Quando visto com microscópios bidimensionais, o movimento rápido e sincronizado do gameta masculino cria a ilusão de que a cauda se mexe de um lado para o outro simetricamente “como enguias na água”, como van Leeuewnhoek descreveu há mais de três séculos.
Mas acontece que esse movimento é assimétrico, acontece apenas de um lado. Seria como remar uma canoa com um único remo, o que, como sabemos, levaria a embarcação a um movimento circular.
Explicação
Graças ao trabalho pioneiro da Unam, sob o comando dos pesquisadores Gabriel Corkidi e Alberto Darszon, foi possível reconstruir o verdadeiro movimento da cauda do espermatozoide em 3D.
Essa instituição possui uma câmera de alta velocidade que consegue capturar 55 mil quadros por segundo e um microscópio adaptado com um dispositivo que lhes permite escanear o movimento completo dos espermatozoides em 3D.
No entanto, segundo Gadêlha, não bastava ter uma imagem desses espermatozoides.
“Uma chave para o nosso projeto não era apenas obter a reconstrução 3D do espermatozoide, mas, para ver a assimetria, era necessário mover-se e nadar com o espermatozoide e, para isso, era necessário fazer uma transformação matemática”, explica.
“O que levou ao resultado final foi a combinação dos instrumentos de ponta e a análise dos dados de ponta também”, completa.
‘Natureza elegante’
O que eles descobriram é que os espermatozoides desenvolveram uma técnica de nado para compensar a vibração irregular, movendo-se em espiral, semelhante a um saca-rolhas, e solucionando de maneira inteligente um mistério matemático em escala microscópica.
“De uma maneira matemática, bonita e elegante, a natureza nos diz que existe uma assimetria intrínseca que pode ser graciosamente regulada para que o movimento avance. Uma simetria da assimetria”, diz Gadêlha.
“Há mais de uma maneira de avançar.”
O movimento do saca-rolhas corrige a assimetria do nado de espermatozoide e o impulsiona para frente.

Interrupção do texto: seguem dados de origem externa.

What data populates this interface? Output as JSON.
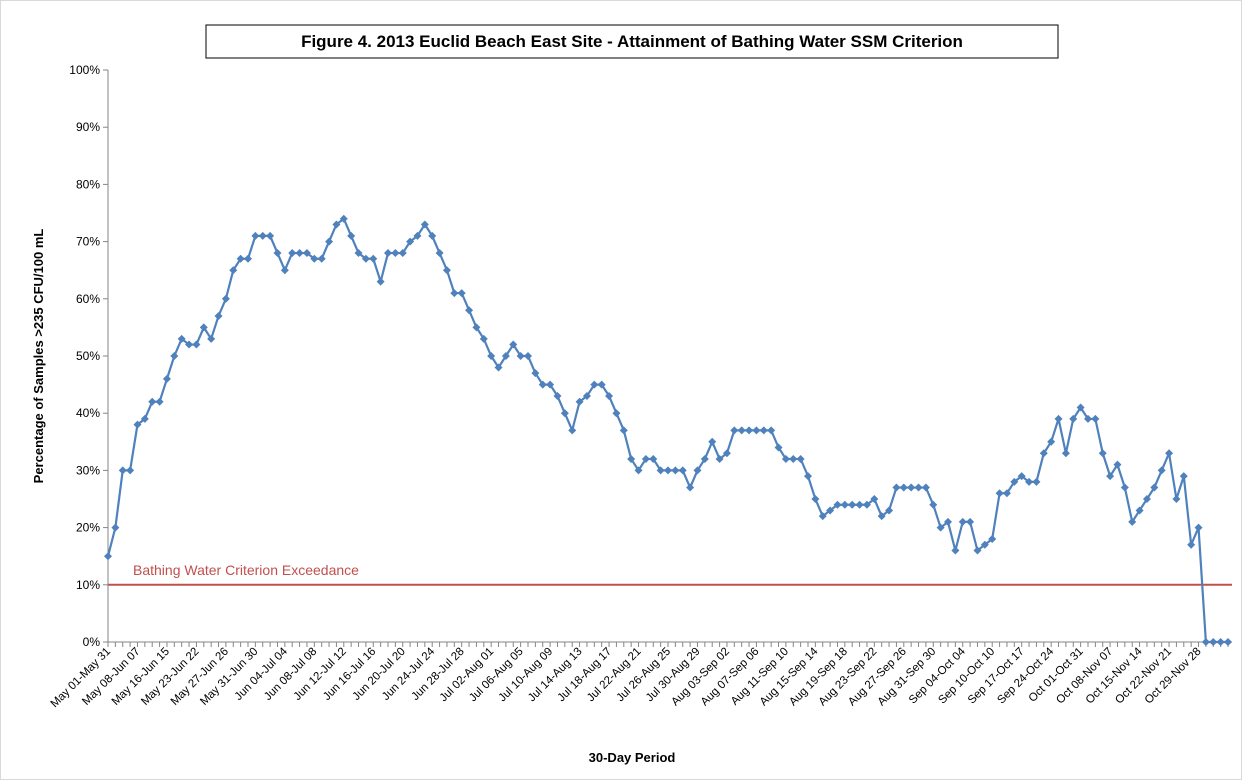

A rotação espermática pode ser um aspecto do estudo para especialistas em fertilidade, para descobrir se ele pode estar relacionado à infertilidade.
“Por enquanto é hipotético”, ressalva Gadêlha, “mas espera-se que inspire especialistas em reprodução, biólogos, matemáticos e engenheiros a olhar e perguntar se isso é relevante para a saúde humana”.
O estudo foi publicado na revista científica Science Advances.